Stabilité en fréquence (puissances actives)
La fréquence d’un réseau interconnecté de transport est essentiellement la même en tout point du réseau ; elle est mesurée et contrôlée en temps réel avec précision afin de la maintenir dans un intervalle acceptable. Sur le réseau européen par exemple, interconnecté du Maghreb à la Pologne, en passant par la Turquie, la fréquence est maintenue à ±0,05 Hz autour de 50 Hz[1],[2],[3].
Pour de petits réseaux électriques, il n’est pas toujours possible d’assurer une telle précision, en particulier si les moyens de production utilisés sont des machines tournantes, tandis que les onduleurs électroniques de puissance présentent moins de difficultés.
La raison première du contrôle de la fréquence est de permettre la circulation à travers le réseau d’un courant électrique alternatif fourni par plusieurs générateurs.
Lorsqu’un utilisateur enclenche un appareil, la puissance consommée supplémentaire est prélevée sur l’énergie cinétique de rotation des rotors des générateurs. En l’absence de mesures correctrices, il s’ensuit un ralentissement de toutes les machines synchrones, soit une baisse de la fréquence. Il en va de même lorsqu’une usine de production électrique tombe subitement en panne. Toute variation de fréquence reflète ainsi un déséquilibre entre production et consommation.
Afin de corriger rapidement tout écart de fréquence dans les grands réseaux électriques, chaque gestionnaire de réseau de transport met à disposition dans sa zone une réserve de puissance active (réserve tournante) qui est rapidement mobilisée en fonction des besoins nécessaires à l’équilibre.
En Europe, des règles précises ont été élaborées au sein du Réseau européen des gestionnaires de réseau de transport d’électricité (ENTSO-E). Elles ont été établies afin d’être en mesure de faire face à une situation critique majeure définie par la perte instantanée de 3 000 MW (environ deux réacteurs nucléaires). Ces règles concernent à la fois les réserves de puissance mobilisable et les mécanismes de son activation (fonctions d’asservissement et leurs paramètres).

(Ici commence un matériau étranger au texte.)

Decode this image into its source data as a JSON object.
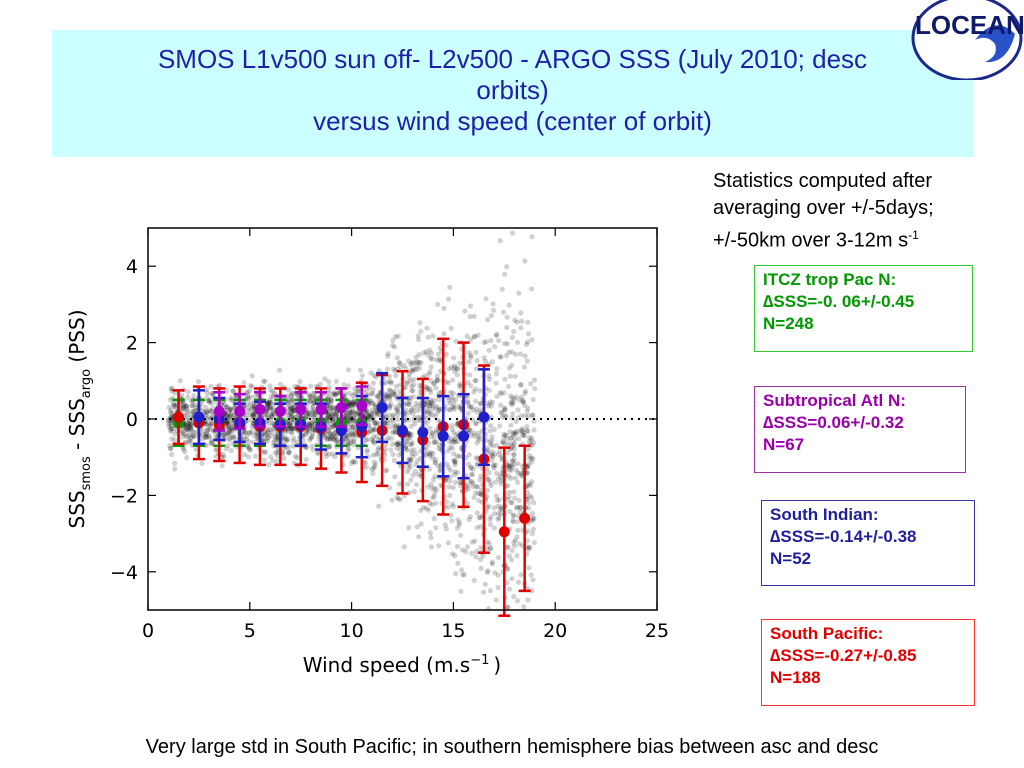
{
  "title": {
    "line1": "SMOS L1v500 sun off- L2v500 - ARGO SSS (July 2010; desc",
    "line2": "orbits)",
    "line3": "versus wind speed (center of orbit)"
  },
  "logo": {
    "text": "LOCEAN",
    "icon": "wave-logo-icon"
  },
  "stats_note": {
    "line1": "Statistics computed after",
    "line2": "averaging over +/-5days;",
    "line3": "+/-50km over 3-12m s",
    "sup": "-1"
  },
  "regions": [
    {
      "name": "ITCZ trop Pac N:",
      "stat": "∆SSS=-0. 06+/-0.45",
      "n": "N=248",
      "color": "#009900"
    },
    {
      "name": "Subtropical Atl N:",
      "stat": "∆SSS=0.06+/-0.32",
      "n": "N=67",
      "color": "#9900aa"
    },
    {
      "name": "South Indian:",
      "stat": "∆SSS=-0.14+/-0.38",
      "n": "N=52",
      "color": "#1f1fcc"
    },
    {
      "name": "South Pacific:",
      "stat": "∆SSS=-0.27+/-0.85",
      "n": "N=188",
      "color": "#e00000"
    }
  ],
  "footer": "Very large std in South Pacific; in southern hemisphere bias between asc and desc",
  "chart_data": {
    "type": "scatter",
    "xlabel": "Wind speed (m.s",
    "xlabel_sup": "−1",
    "xlabel_end": ")",
    "ylabel_parts": [
      "SSS",
      "smos",
      " - SSS",
      "argo",
      " (PSS)"
    ],
    "xlim": [
      0,
      25
    ],
    "ylim": [
      -5,
      5
    ],
    "xticks": [
      0,
      5,
      10,
      15,
      20,
      25
    ],
    "yticks": [
      4,
      2,
      0,
      -2,
      -4
    ],
    "ytick_labels": [
      "4",
      "2",
      "0",
      "−2",
      "−4"
    ],
    "zero_line": {
      "y": 0,
      "style": "dotted"
    },
    "background_cloud": {
      "color": "#000000",
      "description_x_range": [
        1,
        19
      ]
    },
    "series": [
      {
        "color": "#009900",
        "x": [
          1.5,
          2.5,
          3.5,
          4.5,
          5.5,
          6.5,
          7.5,
          8.5,
          9.5,
          10.5
        ],
        "y": [
          -0.1,
          -0.1,
          -0.1,
          -0.1,
          -0.1,
          -0.1,
          -0.1,
          -0.1,
          -0.1,
          -0.1
        ],
        "err": [
          0.6,
          0.6,
          0.6,
          0.6,
          0.6,
          0.6,
          0.6,
          0.6,
          0.6,
          0.6
        ]
      },
      {
        "color": "#e00000",
        "x": [
          1.5,
          2.5,
          3.5,
          4.5,
          5.5,
          6.5,
          7.5,
          8.5,
          9.5,
          10.5,
          11.5,
          12.5,
          13.5,
          14.5,
          15.5,
          16.5,
          17.5,
          18.5
        ],
        "y": [
          0.05,
          -0.1,
          -0.15,
          -0.15,
          -0.2,
          -0.2,
          -0.2,
          -0.25,
          -0.3,
          -0.35,
          -0.3,
          -0.35,
          -0.55,
          -0.2,
          -0.15,
          -1.05,
          -2.95,
          -2.6
        ],
        "err": [
          0.7,
          0.95,
          0.95,
          1.0,
          1.0,
          1.0,
          1.0,
          1.05,
          1.1,
          1.3,
          1.45,
          1.6,
          1.6,
          2.3,
          2.15,
          2.45,
          2.2,
          1.9
        ]
      },
      {
        "color": "#1f1fcc",
        "x": [
          2.5,
          3.5,
          4.5,
          5.5,
          6.5,
          7.5,
          8.5,
          9.5,
          10.5,
          11.5,
          12.5,
          13.5,
          14.5,
          15.5,
          16.5
        ],
        "y": [
          0.05,
          0.0,
          -0.1,
          -0.1,
          -0.15,
          -0.15,
          -0.2,
          -0.3,
          -0.2,
          0.3,
          -0.3,
          -0.35,
          -0.45,
          -0.45,
          0.05
        ],
        "err": [
          0.7,
          0.55,
          0.5,
          0.55,
          0.55,
          0.55,
          0.6,
          0.6,
          0.8,
          0.9,
          0.85,
          0.9,
          1.05,
          1.1,
          1.25
        ]
      },
      {
        "color": "#aa00cc",
        "x": [
          3.5,
          4.5,
          5.5,
          6.5,
          7.5,
          8.5,
          9.5,
          10.5
        ],
        "y": [
          0.2,
          0.2,
          0.25,
          0.2,
          0.25,
          0.25,
          0.3,
          0.35
        ],
        "err": [
          0.5,
          0.45,
          0.45,
          0.4,
          0.45,
          0.45,
          0.5,
          0.5
        ]
      }
    ]
  }
}
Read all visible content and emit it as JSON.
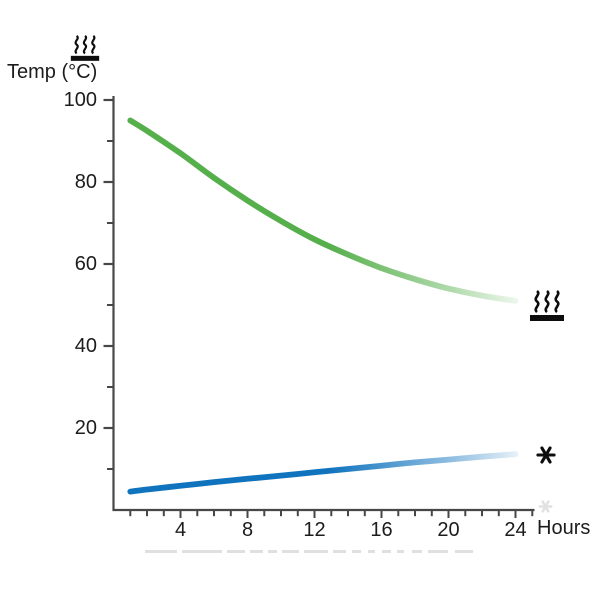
{
  "colors": {
    "hot_line": "#55af4b",
    "cold_line": "#1073be",
    "axis": "#474747",
    "text": "#1c1c1c",
    "icon_black": "#0d0d0d",
    "faint_icon": "#c9c9c9",
    "artifact": "#e0e0e0"
  },
  "icons": {
    "y_axis_top": "hot-surface-icon",
    "hot_line_end": "hot-surface-icon",
    "cold_line_end": "snowflake-icon",
    "below_cold_line_end": "faint-snowflake-icon"
  },
  "chart_data": {
    "type": "line",
    "title": "",
    "xlabel": "Hours",
    "ylabel": "Temp (°C)",
    "xlim": [
      0,
      25
    ],
    "ylim": [
      0,
      100
    ],
    "grid": false,
    "x_ticks": [
      4,
      8,
      12,
      16,
      20,
      24
    ],
    "x_minor_tick_interval": 1,
    "y_ticks": [
      100,
      80,
      60,
      40,
      20
    ],
    "y_minor_ticks": [
      90,
      70,
      50,
      30,
      10
    ],
    "legend": "identified by icons at line ends (hot-surface = cooling item, snowflake = warming item)",
    "series": [
      {
        "name": "hot-surface-line",
        "icon": "hot-surface",
        "color": "#55af4b",
        "fades_to_white_at_end": true,
        "x": [
          1,
          2,
          4,
          6,
          8,
          10,
          12,
          14,
          16,
          18,
          20,
          22,
          24
        ],
        "values": [
          95,
          92.5,
          87,
          81,
          75.5,
          70.5,
          66,
          62.3,
          59,
          56.3,
          54,
          52.3,
          51
        ]
      },
      {
        "name": "snowflake-line",
        "icon": "snowflake",
        "color": "#1073be",
        "fades_to_white_at_end": true,
        "x": [
          1,
          2,
          4,
          6,
          8,
          10,
          12,
          14,
          16,
          18,
          20,
          22,
          24
        ],
        "values": [
          4.5,
          5,
          5.9,
          6.8,
          7.6,
          8.4,
          9.2,
          10,
          10.8,
          11.6,
          12.3,
          13,
          13.6
        ]
      }
    ]
  }
}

Le réglage de la fréquence est réalisé à l’aide de trois groupes d’actions distinctes qui se différencient par leurs temps de réponse respectifs[4].
Réglage primaire
Chaque groupe de production participant au réglage de fréquence dispose d’une marge propre de puissance disponible appelée réserve primaire. Par l’interconnexion des réseaux électriques, la réserve primaire totale correspond ainsi à la somme des réserves primaires de tous les groupes participant au réglage primaire de la fréquence.
Le réglage primaire permet de revenir à un équilibre production-consommation. C’est la composante du réglage dont le temps de réponse est le plus court : la moitié de la réserve primaire doit pouvoir être mobilisée en moins de 15 s et la totalité en moins de 30 s.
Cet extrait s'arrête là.